« Comment êtes-vous devenu insolvable ? » demande un personnage dans le roman d’Ernest Hemingway, Le soleil se lève aussi. « Graduellement, puis soudainement », répond-il. Actuellement, le président de la FIFA, Gianni Infantino, fait face à une situation similaire concernant la perte de son autorité.
Depuis qu’il a pris la tête de l’organe directeur du football mondial en 2016, M. Infantino a survécu à des critiques régulières concernant une approche monétisante qui a souvent eu un coût sportif. Cependant, après la fuite dans les médias de projets scandaleux visant à vendre une part de la Coupe du Monde au frère du gendre de Donald Trump, sa crédibilité s’est érodée à une vitesse alarmante.
Réactions et excuses de Gianni Infantino
Suite à des discussions de crise cette semaine au nouveau quartier général luxueux de la FIFA en Afrique à Rabat, M. Infantino a autorisé des excuses timides et incomplètes, reconnaissant que le projet avorté « aurait pu être géré différemment ». Il est toutefois difficile d’imaginer comment une vente à des fonds d’investissement, qui aurait mis en péril la gouvernance du sport le plus populaire au monde (et potentiellement conduit à l’enrichissement personnel de M. Infantino), aurait pu être bien gérée. C’était, tout simplement, une trahison des intérêts du football de la part du président d’une organisation qui possède déjà des milliards de livres en réserves.

Appels à la démission et conséquences potentielles
M. Infantino devrait démissionner. Mais malgré la condamnation écrasante de ses actions par des figures de la FIFA et des légendes du football telles qu’Arsène Wenger et Luís Figo, il semble déterminé à affronter la tempête. Par conséquent, la situation actuelle s’annonce de plus en plus chaotique. Au cours de dix années, le président de la FIFA a soigneusement cultivé des alliés dans le Sud global. En rompant avec leur fédération régionale, le Mexique et l’Argentine ont rejoint vendredi les nations africaines pour exprimer leur soutien à sa direction continue.

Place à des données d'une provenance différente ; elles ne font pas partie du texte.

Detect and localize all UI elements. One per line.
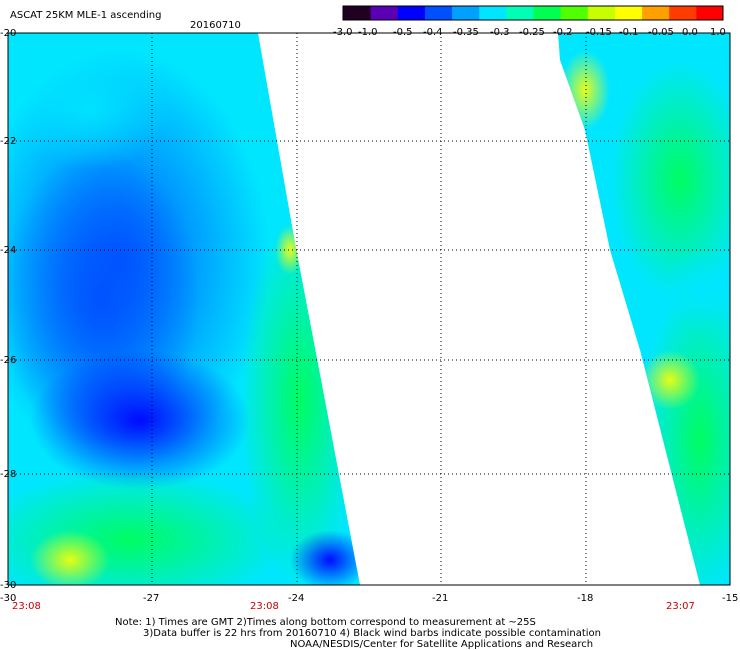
- colorbar-label: 1.0: [710, 27, 726, 38]
- lat-label: -30: [0, 580, 17, 591]
- lat-label: -20: [0, 28, 17, 39]
- lon-label: -18: [577, 593, 594, 604]
- colorbar-label: -0.2: [553, 27, 573, 38]
- note-line-3: NOAA/NESDIS/Center for Satellite Applica…: [290, 639, 594, 650]
- colorbar-label: 0.0: [682, 27, 698, 38]
- pass-time: 23:07: [666, 601, 695, 612]
- colorbar: [342, 5, 724, 21]
- lat-label: -28: [0, 469, 17, 480]
- colorbar-segment: [424, 6, 453, 20]
- lon-label: -24: [288, 593, 305, 604]
- colorbar-label: -0.4: [423, 27, 443, 38]
- colorbar-segment: [343, 6, 371, 20]
- colorbar-segment: [560, 6, 588, 20]
- colorbar-segment: [370, 6, 398, 20]
- colorbar-label: -3.0: [333, 27, 353, 38]
- colorbar-segment: [614, 6, 643, 20]
- colorbar-label: -0.3: [490, 27, 510, 38]
- note-line-2: 3)Data buffer is 22 hrs from 20160710 4)…: [143, 628, 601, 639]
- colorbar-segment: [451, 6, 480, 20]
- colorbar-segment: [397, 6, 425, 20]
- lon-label: -27: [143, 593, 160, 604]
- pass-time: 23:08: [12, 601, 41, 612]
- colorbar-label: -0.5: [393, 27, 413, 38]
- pass-time: 23:08: [250, 601, 279, 612]
- lat-label: -24: [0, 245, 17, 256]
- colorbar-segment: [668, 6, 697, 20]
- colorbar-label: -0.15: [586, 27, 612, 38]
- map-title: ASCAT 25KM MLE-1 ascending: [10, 10, 162, 21]
- lon-label: -15: [722, 593, 739, 604]
- colorbar-segment: [641, 6, 670, 20]
- colorbar-segment: [587, 6, 615, 20]
- lon-label: -30: [0, 593, 17, 604]
- colorbar-segment: [478, 6, 507, 20]
- colorbar-label: -0.1: [619, 27, 639, 38]
- note-line-1: Note: 1) Times are GMT 2)Times along bot…: [115, 617, 536, 628]
- lon-label: -21: [432, 593, 449, 604]
- colorbar-label: -0.25: [519, 27, 545, 38]
- colorbar-label: -0.05: [648, 27, 674, 38]
- colorbar-segment: [505, 6, 534, 20]
- left-swath: [8, 33, 360, 585]
- lat-label: -22: [0, 136, 17, 147]
- lat-label: -26: [0, 355, 17, 366]
- colorbar-frame: [342, 5, 724, 21]
- colorbar-label: -0.35: [453, 27, 479, 38]
- gridlines: [8, 33, 730, 585]
- right-swath: [558, 33, 730, 585]
- colorbar-label: -1.0: [358, 27, 378, 38]
- map-date: 20160710: [190, 20, 241, 31]
- colorbar-segment: [533, 6, 561, 20]
- colorbar-segment: [695, 6, 724, 20]
- map-frame: [7, 32, 731, 586]
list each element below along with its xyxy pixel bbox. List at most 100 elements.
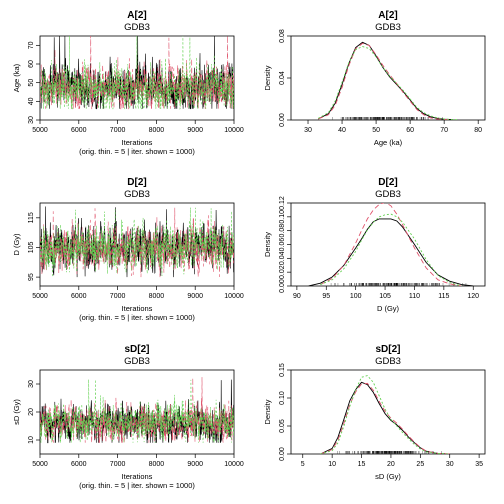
- x-axis-sublabel: (orig. thin. = 5 | iter. shown = 1000): [79, 313, 195, 322]
- trace-chain-3: [40, 379, 234, 443]
- panel-subtitle: GDB3: [124, 189, 150, 200]
- x-tick-label: 9000: [187, 293, 203, 300]
- density-curve-chain-1: [320, 381, 450, 454]
- panel-title: A[2]: [378, 10, 397, 21]
- panel-subtitle: GDB3: [375, 22, 401, 33]
- x-tick-label: 10: [328, 461, 336, 468]
- x-tick-label: 40: [338, 127, 346, 134]
- trace-chain-2: [40, 377, 234, 443]
- y-axis-label: sD (Gy): [12, 399, 21, 425]
- y-tick-label: 10: [28, 436, 35, 444]
- x-tick-label: 35: [475, 461, 483, 468]
- y-tick-label: 0.10: [279, 210, 286, 224]
- x-tick-label: 100: [350, 293, 362, 300]
- y-tick-label: 0.10: [279, 391, 286, 405]
- x-axis-label: Iterations: [122, 138, 153, 147]
- x-tick-label: 5000: [32, 461, 48, 468]
- x-tick-label: 9000: [187, 461, 203, 468]
- y-tick-label: 0.04: [279, 71, 286, 85]
- x-tick-label: 70: [440, 127, 448, 134]
- y-tick-label: 50: [28, 79, 35, 87]
- plot-frame: [290, 369, 486, 455]
- density-curve-chain-3: [320, 213, 462, 286]
- panel-title: D[2]: [127, 177, 146, 188]
- x-axis-label: Iterations: [122, 472, 153, 481]
- panel-subtitle: GDB3: [375, 189, 401, 200]
- x-tick-label: 7000: [110, 461, 126, 468]
- y-tick-label: 0.15: [279, 363, 286, 377]
- density-curve-chain-3: [317, 46, 458, 120]
- trace-chain-1: [40, 206, 234, 278]
- y-axis-label: Density: [263, 232, 272, 257]
- panel-title: sD[2]: [124, 344, 149, 355]
- trace-chain-3: [40, 36, 234, 110]
- x-tick-label: 5000: [32, 127, 48, 134]
- y-tick-label: 30: [28, 380, 35, 388]
- x-tick-label: 8000: [149, 461, 165, 468]
- x-tick-label: 8000: [149, 293, 165, 300]
- y-tick-label: 105: [28, 242, 35, 254]
- x-tick-label: 6000: [71, 293, 87, 300]
- x-tick-label: 80: [474, 127, 482, 134]
- x-tick-label: 10000: [224, 127, 244, 134]
- x-tick-label: 120: [467, 293, 479, 300]
- y-tick-label: 0.04: [279, 251, 286, 265]
- x-tick-label: 105: [379, 293, 391, 300]
- x-tick-label: 115: [438, 293, 449, 300]
- x-tick-label: 10000: [224, 293, 244, 300]
- y-axis-label: Age (ka): [12, 63, 21, 92]
- panel-subtitle: GDB3: [124, 22, 150, 33]
- x-tick-label: 5000: [32, 293, 48, 300]
- x-tick-label: 6000: [71, 461, 87, 468]
- x-tick-label: 7000: [110, 127, 126, 134]
- y-tick-label: 0.02: [279, 265, 286, 279]
- y-tick-label: 115: [28, 212, 35, 223]
- density-curve-chain-2: [320, 382, 450, 454]
- x-tick-label: 9000: [187, 127, 203, 134]
- x-axis-label: Iterations: [122, 304, 153, 313]
- x-tick-label: 60: [406, 127, 414, 134]
- x-tick-label: 50: [372, 127, 380, 134]
- x-tick-label: 5: [301, 461, 305, 468]
- plot-frame: [290, 202, 486, 287]
- x-tick-label: 20: [387, 461, 395, 468]
- y-tick-label: 0.00: [279, 279, 286, 293]
- y-tick-label: 30: [28, 116, 35, 124]
- y-tick-label: 0.12: [279, 196, 286, 210]
- x-tick-label: 25: [416, 461, 424, 468]
- y-tick-label: 0.00: [279, 447, 286, 461]
- density-curve-chain-2: [318, 42, 452, 120]
- x-axis-label: Age (ka): [374, 138, 403, 147]
- x-tick-label: 10000: [224, 461, 244, 468]
- x-tick-label: 30: [446, 461, 454, 468]
- panel-subtitle: GDB3: [124, 356, 150, 367]
- x-tick-label: 30: [304, 127, 312, 134]
- density-curve-chain-1: [317, 41, 452, 120]
- x-tick-label: 6000: [71, 127, 87, 134]
- y-axis-label: Density: [263, 399, 272, 424]
- panel-title: sD[2]: [375, 344, 400, 355]
- panel-subtitle: GDB3: [375, 356, 401, 367]
- panel-title: D[2]: [378, 177, 397, 188]
- y-axis-label: D (Gy): [12, 233, 21, 256]
- x-tick-label: 90: [293, 293, 301, 300]
- y-tick-label: 0.06: [279, 238, 286, 252]
- y-tick-label: 20: [28, 408, 35, 416]
- density-curve-chain-1: [308, 218, 474, 286]
- panel-title: A[2]: [127, 10, 146, 21]
- y-axis-label: Density: [263, 65, 272, 90]
- density-curve-chain-3: [320, 375, 450, 454]
- x-axis-sublabel: (orig. thin. = 5 | iter. shown = 1000): [79, 147, 195, 156]
- density-curve-chain-2: [320, 203, 462, 286]
- y-tick-label: 0.08: [279, 29, 286, 43]
- y-tick-label: 95: [28, 273, 35, 281]
- x-tick-label: 15: [358, 461, 366, 468]
- x-axis-label: sD (Gy): [375, 472, 401, 481]
- x-tick-label: 8000: [149, 127, 165, 134]
- x-axis-label: D (Gy): [377, 304, 400, 313]
- y-tick-label: 60: [28, 60, 35, 68]
- y-tick-label: 0.05: [279, 419, 286, 433]
- x-tick-label: 7000: [110, 293, 126, 300]
- trace-chain-3: [40, 207, 234, 278]
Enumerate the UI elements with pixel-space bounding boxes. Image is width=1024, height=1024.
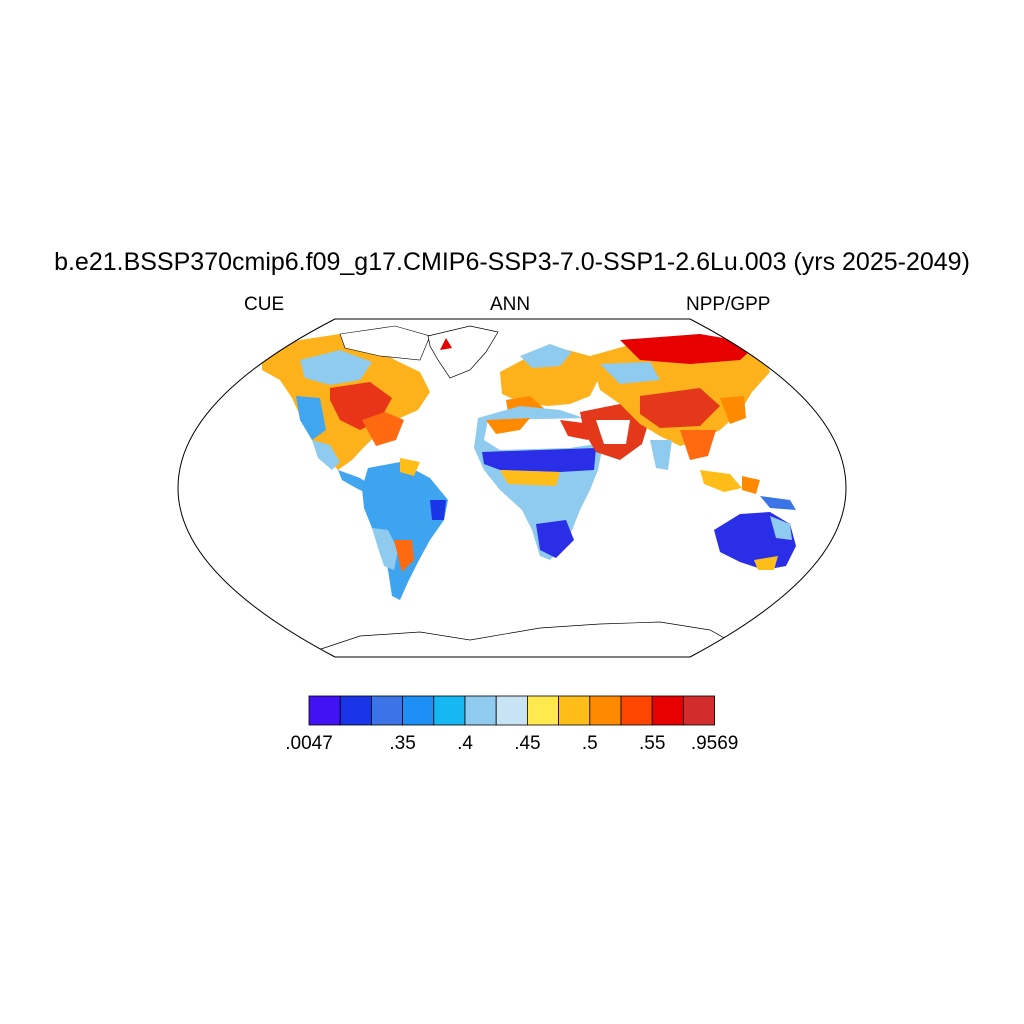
- season-label: ANN: [490, 294, 531, 315]
- colorbar-swatch: [558, 695, 591, 726]
- asia-landmass: [590, 334, 770, 470]
- map-border: [177, 318, 847, 658]
- colorbar-tick-label: .55: [639, 733, 665, 754]
- colorbar-tick-label: .0047: [285, 733, 333, 754]
- colorbar-tick-label: .9569: [691, 733, 739, 754]
- southeast-asia-islands: [700, 470, 796, 510]
- colorbar-tick-label: .35: [389, 733, 415, 754]
- colorbar-swatch: [402, 695, 435, 726]
- plot-title: b.e21.BSSP370cmip6.f09_g17.CMIP6-SSP3-7.…: [54, 248, 970, 276]
- colorbar-swatch: [308, 695, 341, 726]
- north-america-landmass: [262, 325, 431, 470]
- map-panel: [178, 319, 846, 657]
- colorbar-swatch: [683, 695, 716, 726]
- colorbar-swatch: [495, 695, 528, 726]
- units-label: NPP/GPP: [686, 294, 771, 315]
- colorbar-swatch: [589, 695, 622, 726]
- colorbar-tick-label: .5: [582, 733, 598, 754]
- antarctica-landmass: [317, 621, 729, 657]
- africa-landmass: [474, 406, 604, 560]
- colorbar-swatch: [527, 695, 560, 726]
- colorbar-swatch: [651, 695, 684, 726]
- south-america-landmass: [362, 458, 448, 600]
- colorbar-swatch: [464, 695, 497, 726]
- variable-label: CUE: [244, 294, 285, 315]
- australia-landmass: [714, 512, 796, 570]
- colorbar-tick-label: .4: [457, 733, 473, 754]
- colorbar-swatch: [620, 695, 653, 726]
- colorbar-swatch: [370, 695, 403, 726]
- colorbar-swatch: [339, 695, 372, 726]
- colorbar: .0047 .35 .4 .45 .5 .55 .9569: [285, 695, 739, 754]
- colorbar-swatch: [433, 695, 466, 726]
- colorbar-tick-label: .45: [514, 733, 540, 754]
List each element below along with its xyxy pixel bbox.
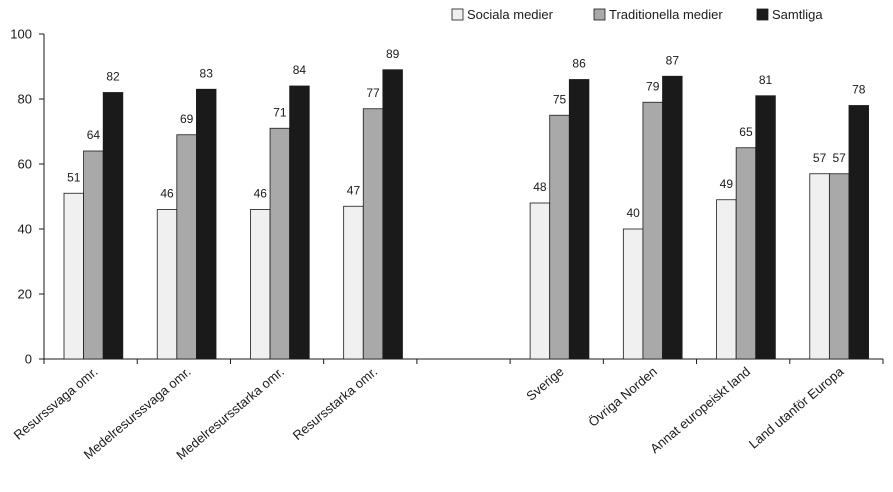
bar: [63, 192, 85, 360]
data-label: 57: [813, 151, 827, 165]
data-label: 40: [626, 206, 640, 220]
data-label: 84: [293, 63, 307, 77]
data-label: 57: [832, 151, 846, 165]
x-category-label: Resursstarka omr.: [290, 364, 380, 443]
legend-label: Traditionella medier: [609, 7, 723, 22]
bars: [63, 69, 869, 360]
y-tick-label: 40: [18, 222, 32, 237]
bar: [343, 205, 364, 360]
bar: [250, 209, 271, 360]
data-label: 87: [666, 53, 680, 67]
data-label: 83: [200, 66, 214, 80]
bar: [102, 92, 124, 360]
bar: [828, 173, 850, 360]
data-label: 77: [366, 86, 380, 100]
bar: [716, 199, 737, 360]
bar: [642, 101, 663, 360]
bar: [289, 85, 310, 360]
bar: [269, 127, 291, 360]
x-category-label: Medelresursstarka omr.: [173, 364, 287, 463]
data-label: 64: [87, 128, 101, 142]
x-category-label: Land utanför Europa: [746, 363, 847, 451]
legend: Sociala medier Traditionella medier Samtli…: [451, 7, 823, 22]
bar: [662, 75, 683, 360]
legend-swatch: [451, 8, 464, 21]
y-tick-label: 100: [10, 27, 32, 42]
bar: [809, 173, 830, 360]
bar: [529, 202, 551, 360]
bar: [362, 108, 384, 360]
legend-swatch: [756, 8, 769, 21]
data-label: 46: [254, 187, 268, 201]
y-tick-label: 60: [18, 157, 32, 172]
x-category-label: Resurssvaga omr.: [11, 364, 101, 443]
bar: [568, 79, 590, 360]
x-category-label: Övriga Norden: [585, 364, 659, 430]
data-label: 46: [160, 187, 174, 201]
bar: [156, 209, 178, 360]
data-label: 51: [67, 170, 81, 184]
legend-swatch: [593, 8, 606, 21]
data-label: 71: [273, 105, 287, 119]
data-label: 82: [106, 70, 120, 84]
data-label: 78: [852, 83, 866, 97]
legend-label: Sociala medier: [467, 7, 554, 22]
data-label: 75: [553, 92, 567, 106]
y-tick-label: 0: [25, 352, 32, 367]
data-label: 49: [720, 177, 734, 191]
data-label: 47: [347, 183, 361, 197]
bar: [848, 105, 869, 360]
data-label: 69: [180, 112, 194, 126]
x-category-label: Sverige: [523, 364, 566, 404]
data-label: 65: [739, 125, 753, 139]
data-label: 86: [572, 57, 586, 71]
legend-label: Samtliga: [772, 7, 823, 22]
bar: [83, 150, 104, 360]
data-labels: 51 64 82 46 69 83 46 71 84 47 77 89 48 75 86 40 79 87 49 65…: [67, 47, 866, 220]
data-label: 89: [386, 47, 400, 61]
x-category-label: Annat europeiskt land: [647, 364, 753, 456]
y-tick-label: 80: [18, 92, 32, 107]
y-tick-label: 20: [18, 287, 32, 302]
bar: [176, 134, 197, 360]
data-label: 81: [759, 73, 773, 87]
data-label: 79: [646, 79, 660, 93]
bar: [755, 95, 776, 360]
bar: [622, 228, 644, 360]
bar: [735, 147, 757, 360]
data-label: 48: [533, 180, 547, 194]
bar: [549, 114, 570, 360]
bar: [196, 88, 217, 360]
bar: [382, 69, 403, 360]
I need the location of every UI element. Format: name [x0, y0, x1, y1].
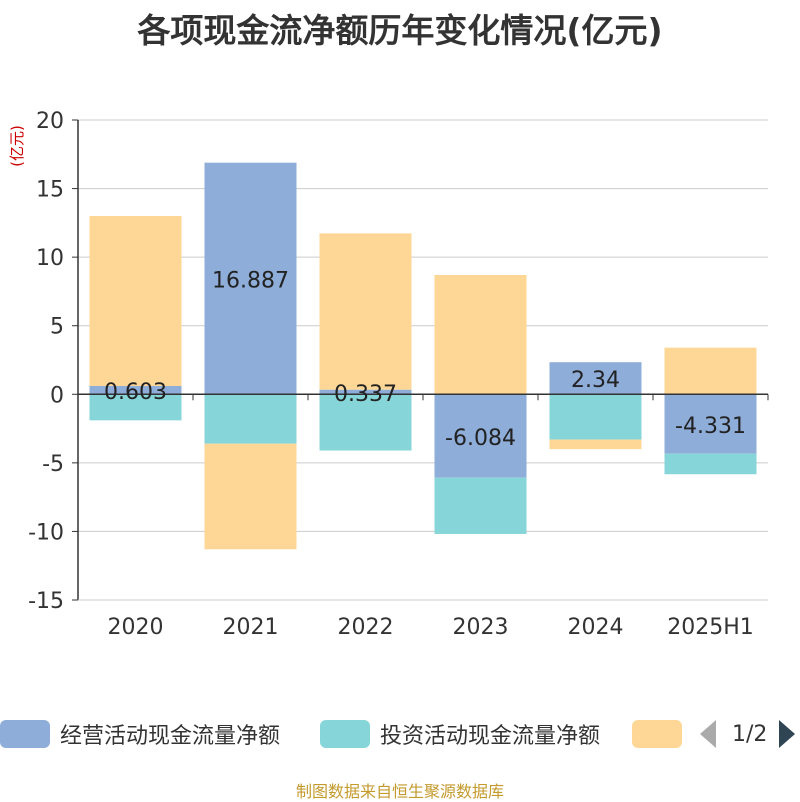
x-tick-label: 2025H1: [667, 615, 754, 640]
bar-series2-2022: [319, 394, 412, 451]
legend-swatch-operating: [0, 720, 50, 748]
y-axis-label: (亿元): [8, 125, 26, 167]
legend-item-financing[interactable]: [632, 716, 692, 752]
legend-item-operating[interactable]: 经营活动现金流量净额: [0, 716, 280, 752]
chart-title: 各项现金流净额历年变化情况(亿元): [137, 11, 663, 50]
bar-series1-2023: [434, 394, 527, 478]
legend-swatch-investing: [320, 720, 370, 748]
y-tick-label: 10: [36, 246, 64, 271]
x-tick-label: 2020: [108, 615, 164, 640]
x-tick-label: 2024: [568, 615, 624, 640]
x-tick-label: 2023: [453, 615, 509, 640]
triangle-left-icon[interactable]: [700, 720, 716, 748]
data-label: 0.337: [334, 382, 397, 407]
bar-series3-2022: [319, 233, 412, 390]
legend-page-indicator: 1/2: [732, 721, 768, 747]
bar-series2-2020: [89, 394, 182, 421]
legend-label-investing: 投资活动现金流量净额: [380, 724, 601, 749]
bar-series3-2024: [549, 439, 642, 450]
y-tick-label: 20: [36, 109, 64, 134]
y-tick-label: -15: [28, 589, 64, 614]
bar-series3-2021: [204, 443, 297, 550]
bar-series3-2020: [89, 215, 182, 387]
bar-series1-2022: [319, 389, 412, 395]
bar-series1-2025H1: [664, 394, 757, 454]
data-label: -6.084: [445, 426, 516, 451]
legend-label-operating: 经营活动现金流量净额: [60, 724, 281, 749]
bar-series2-2023: [434, 477, 527, 534]
y-tick-label: 15: [36, 178, 64, 203]
y-tick-label: 0: [50, 383, 64, 408]
bar-series1-2020: [89, 386, 182, 395]
data-label: 0.603: [104, 380, 167, 405]
legend: 经营活动现金流量净额 投资活动现金流量净额 1/2: [0, 716, 800, 752]
legend-pager: 1/2: [700, 716, 796, 752]
bar-series1-2024: [549, 362, 642, 395]
bar-series3-2023: [434, 274, 527, 395]
data-label: 16.887: [212, 268, 289, 293]
bar-series2-2021: [204, 394, 297, 444]
data-label: 2.34: [571, 368, 620, 393]
legend-item-investing[interactable]: 投资活动现金流量净额: [320, 716, 600, 752]
x-tick-label: 2022: [338, 615, 394, 640]
y-tick-label: 5: [50, 315, 64, 340]
y-tick-label: -10: [28, 520, 64, 545]
bar-series2-2024: [549, 394, 642, 440]
triangle-right-icon[interactable]: [779, 720, 796, 748]
footer-source: 制图数据来自恒生聚源数据库: [295, 782, 504, 801]
x-tick-label: 2021: [223, 615, 279, 640]
bar-series1-2021: [204, 162, 297, 395]
data-label: -4.331: [675, 414, 746, 439]
legend-swatch-financing: [632, 720, 682, 748]
bar-series3-2025H1: [664, 347, 757, 395]
bar-series2-2025H1: [664, 453, 757, 475]
y-tick-label: -5: [42, 452, 64, 477]
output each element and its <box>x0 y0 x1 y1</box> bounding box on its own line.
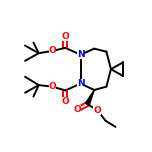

Tout dépendra donc de l’organe directeur du football européen, l’UEFA. Jeudi, elle a réagi avec mépris à la tentative de M. Infantino de tirer un trait sur cette affaire et a réaffirmé une perte de confiance en sa présidence. Vendredi, la Norvège est devenue la première fédération à appeler directement à la démission du président de la FIFA. La prochaine étape consistera à passer à l’acte en menaçant de boycotter les compétitions gérées par la FIFA, en commençant par la Coupe du Monde féminine des moins de 20 ans prévue en Pologne le mois prochain.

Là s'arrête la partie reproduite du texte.